Calvin Edward Ramsburg
An award-winning abstract artist, Calvin Edward Ramsburg has shown his work in solo and group exhibitions in America, Europe and Mexico. His paintings, executed in acrylic, combine drawing and brushwork, and are derived from a combination of personal events and environments he has known throughout his life. He is a career artist, educator and arts advocate.

Jennifer Shoemaker
Jennifer Shoemaker has always been an artist and as she explains, “I think in color. I find that I can say things with shapes and colors that I cannot say in words. My art draws inspiration from the world around me, particularly landscapes. I paint maps of undiscovered places and leap with no fear to explore the mysteries of the heart and mind, and bring back a tangible souvenir.” Graduating in 2002 from Frederick Community College with an Associate Degree in art, she was a member of the Blue Elephant Art Gallery for several years, and participated in the first Frederick Artomatic. In addition to showing her work at Artomatic, she has also exhibited her artwork at Frederick Community College and Unique Optique in Frederick, MD.

Brian Truesdale
Brian Truesdale’s artistic practice requires periods of study and reflection and periods of intense application.
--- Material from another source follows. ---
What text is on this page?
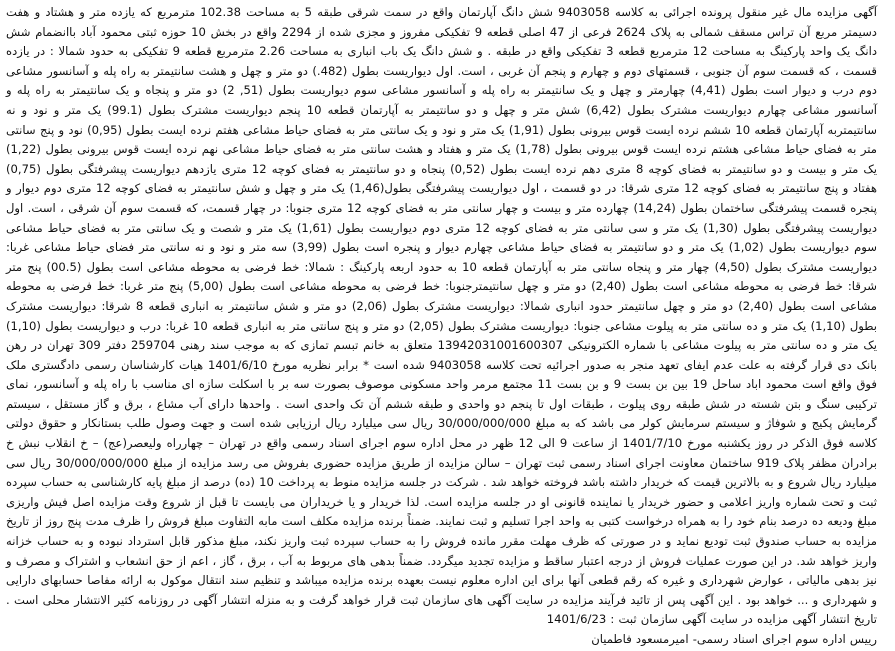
آگهی مزایده مال غیر منقول پرونده اجرائی به کلاسه 9403058 شش دانگ آپارتمان واقع در سمت شرقی طبقه 5 به مساحت 102.38 مترمربع که یازده متر و هشتاد و هفت دسیمتر مربع آن تراس مسقف شمالی به پلاک 2624 فرعی از 47 اصلی قطعه 9 تفکیکی مفروز و مجزی شده از 2294 واقع در بخش 10 حوزه ثبتی محمود آباد باانضمام شش دانگ یک واحد پارکینگ به مساحت 12 مترمربع قطعه 3 تفکیکی واقع در طبقه . و شش دانگ یک باب انباری به مساحت 2.26 مترمربع قطعه 9 تفکیکی به حدود شمالا : در یازده قسمت ، که قسمت سوم آن جنوبی ، قسمتهای دوم و چهارم و پنجم آن غربی ، است. اول دیواریست بطول (482.) دو متر و چهل و هشت سانتیمتر به راه پله و آسانسور مشاعی دوم درب و دیوار است بطول (4,41) چهارمتر و چهل و یک سانتیمتر به راه پله و آسانسور مشاعی سوم دیواریست بطول (51, 2) دو متر و پنجاه و یک سانتیمتر به راه پله و آسانسور مشاعی چهارم دیواریست مشترک بطول (6,42) شش متر و چهل و دو سانتیمتر به آپارتمان قطعه 10 پنجم دیواریست مشترک بطول (99.1) یک متر و نود و نه سانتیمتربه آپارتمان قطعه 10 ششم نرده ایست قوس بیرونی بطول (1,91) یک متر و نود و یک سانتی متر به فضای حیاط مشاعی هفتم نرده ایست بطول (0,95) نود و پنج سانتی متر به فضای حیاط مشاعی هشتم نرده ایست قوس بیرونی بطول (1,78) یک متر و هفتاد و هشت سانتی متر به فضای حیاط مشاعی نهم نرده ایست قوس بیرونی بطول (1,22) یک متر و بیست و دو سانتیمتر به فضای کوچه 8 متری دهم نرده ایست بطول (0,52) پنجاه و دو سانتیمتر به فضای کوچه 12 متری یازدهم دیواریست پیشرفتگی بطول (0,75) هفتاد و پنج سانتیمتر به فضای کوچه 12 متری شرقا: در دو قسمت ، اول دیواریست پیشرفتگی بطول(1,46) یک متر و چهل و شش سانتیمتر به فضای کوچه 12 متری دوم دیوار و پنجره قسمت پیشرفتگی ساختمان بطول (14,24) چهارده متر و بیست و چهار سانتی متر به فضای کوچه 12 متری جنوبا: در چهار قسمت، که قسمت سوم آن شرقی ، است. اول دیواریست پیشرفتگی بطول (1,30) یک متر و سی سانتی متر به فضای کوچه 12 متری دوم دیواریست بطول (1,61) یک متر و شصت و یک سانتی متر به فضای حیاط مشاعی سوم دیواریست بطول (1,02) یک متر و دو سانتیمتر به فضای حیاط مشاعی چهارم دیوار و پنجره است بطول (3,99) سه متر و نود و نه سانتی متر فضای حیاط مشاعی غربا: دیواریست مشترک بطول (4,50) چهار متر و پنجاه سانتی متر به آپارتمان قطعه 10 به حدود اربعه پارکینگ : شمالا: خط فرضی به محوطه مشاعی است بطول (00.5) پنج متر شرقا: خط فرضی به محوطه مشاعی است بطول (2,40) دو متر و چهل سانتیمترجنوبا: خط فرضی به محوطه مشاعی است بطول (5,00) پنج متر غربا: خط فرضی به محوطه مشاعی است بطول (2,40) دو متر و چهل سانتیمتر حدود انباری شمالا: دیواریست مشترک بطول (2,06) دو متر و شش سانتیمتر به انباری قطعه 8 شرقا: دیواریست مشترک بطول (1,10) یک متر و ده سانتی متر به پیلوت مشاعی جنوبا: دیواریست مشترک بطول (2,05) دو متر و پنج سانتی متر به انباری قطعه 10 غربا: درب و دیواریست بطول (1,10) یک متر و ده سانتی متر به پیلوت مشاعی با شماره الکترونیکی 13942031001600307 متعلق به خانم تبسم تمازی که به موجب سند رهنی 259704 دفتر 309 تهران در رهن بانک دی قرار گرفته به علت عدم ایفای تعهد منجر به صدور اجرائیه تحت کلاسه 9403058 شده است * برابر نظریه مورخ 1401/6/10 هیات کارشناسان رسمی دادگستری ملک فوق واقع است محمود اباد ساحل 19 بین بن بست 9 و بن بست 11 مجتمع مرمر واحد مسکونی موصوف بصورت سه بر با اسکلت سازه ای مناسب با راه پله و آسانسور، نمای ترکیبی سنگ و بتن شسته در شش طبقه روی پیلوت ، طبقات اول تا پنجم دو واحدی و طبقه ششم آن تک واحدی است . واحدها دارای آب مشاع ، برق و گاز مستقل ، سیستم گرمایش پکیج و شوفاژ و سیستم سرمایش کولر می باشد که به مبلغ 30/000/000/000 ریال سی میلیارد ریال ارزیابی شده است و جهت وصول طلب بستانکار و حقوق دولتی کلاسه فوق الذکر در روز یکشنبه مورخ 1401/7/10 از ساعت 9 الی 12 ظهر در محل اداره سوم اجرای اسناد رسمی واقع در تهران – چهارراه ولیعصر(عج) – خ انقلاب نبش خ برادران مظفر پلاک 919 ساختمان معاونت اجرای اسناد رسمی ثبت تهران – سالن مزایده از طریق مزایده حضوری بفروش می رسد مزایده از مبلغ 30/000/000/000 ریال سی میلیارد ریال شروع و به بالاترین قیمت که خریدار داشته باشد فروخته خواهد شد . شرکت در جلسه مزایده منوط به پرداخت 10 (ده) درصد از مبلغ پایه کارشناسی به حساب سپرده ثبت و تحت شماره واریز اعلامی و حضور خریدار یا نماینده قانونی او در جلسه مزایده است. لذا خریدار و یا خریداران می بایست تا قبل از شروع وقت مزایده اصل فیش واریزی مبلغ ودیعه ده درصد بنام خود را به همراه درخواست کتبی به واحد اجرا تسلیم و ثبت نمایند. ضمناً برنده مزایده مکلف است مابه التفاوت مبلغ فروش را ظرف مدت پنج روز از تاریخ مزایده به حساب صندوق ثبت تودیع نماید و در صورتی که ظرف مهلت مقرر مانده فروش را به حساب سپرده ثبت واریز نکند، مبلغ مذکور قابل استرداد نبوده و به حساب خزانه واریز خواهد شد. در این صورت عملیات فروش از درجه اعتبار ساقط و مزایده تجدید میگردد. ضمناً بدهی های مربوط به آب ، برق ، گاز ، اعم از حق انشعاب و اشتراک و مصرف و نیز بدهی مالیاتی ، عوارض شهرداری و غیره که رقم قطعی آنها برای این اداره معلوم نیست بعهده برنده مزایده میباشد و تنظیم سند انتقال موکول به ارائه مفاصا حسابهای دارایی و شهرداری و ... خواهد بود . این آگهی پس از تائید فرآیند مزایده در سایت آگهی های سازمان ثبت قرار خواهد گرفت و به منزله انتشار آگهی در روزنامه کثیر الانتشار محلی است . تاریخ انتشار آگهی مزایده در سایت آگهی سازمان ثبت : 1401/6/23

رییس اداره سوم اجرای اسناد رسمی- امیرمسعود فاطمیان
A painter for several years, his works are a continuous search to find the meaning from the noise and texture. The pieces challenge the viewer find and develop the focal point, much like finding a beacon in the chaotic noise of life. As Brian explains, “In Abstract Expressionist art, you are free from the constraints of everyday objects – no trees, no birds, no clouds – nothing you already have a preconceived feeling about. You have the opportunity to respond to the image completely fresh – as something you have truly never seen before, something you don’t have any words to describe… I need to allow for both moments of spontaneity to bring the painting alive and analysis to build the composition.”

Mai Vo-Dinh
Mai Vo-Dinh was born in 1933 in Hue, Vietnam. His paintings and woodblocks have been exhibited throughout Asia, Europe, Canada and the United States, resulting in over 50 one-man exhibitions. An author, translator and illustrator, he had over 40 books to his credit. He and Helen Coutant shared the prestigious Christopher Award for the book First Snow and he was a recipient of the Literature Program Fellowship from the National Endowment of the Arts. Some of the children’s books Mai illustrated include The Coconut Monk; The Hermit and the Well; Angel Child, Dragon Child; The Brocaded Slipped and Other Vietnamese Tales; The Land I Lost: Adventures of a Boy in Vietnam; and A Thousand Pails of Water, which he co-wrote.

Brian Walker
Brian Walker’s approach to art is a product of post-war industrialism, suburban conscience and Warhol. He loves abstract expressionism, Blue Note jazz and the seventies. His work is a reflection of these elements and much more.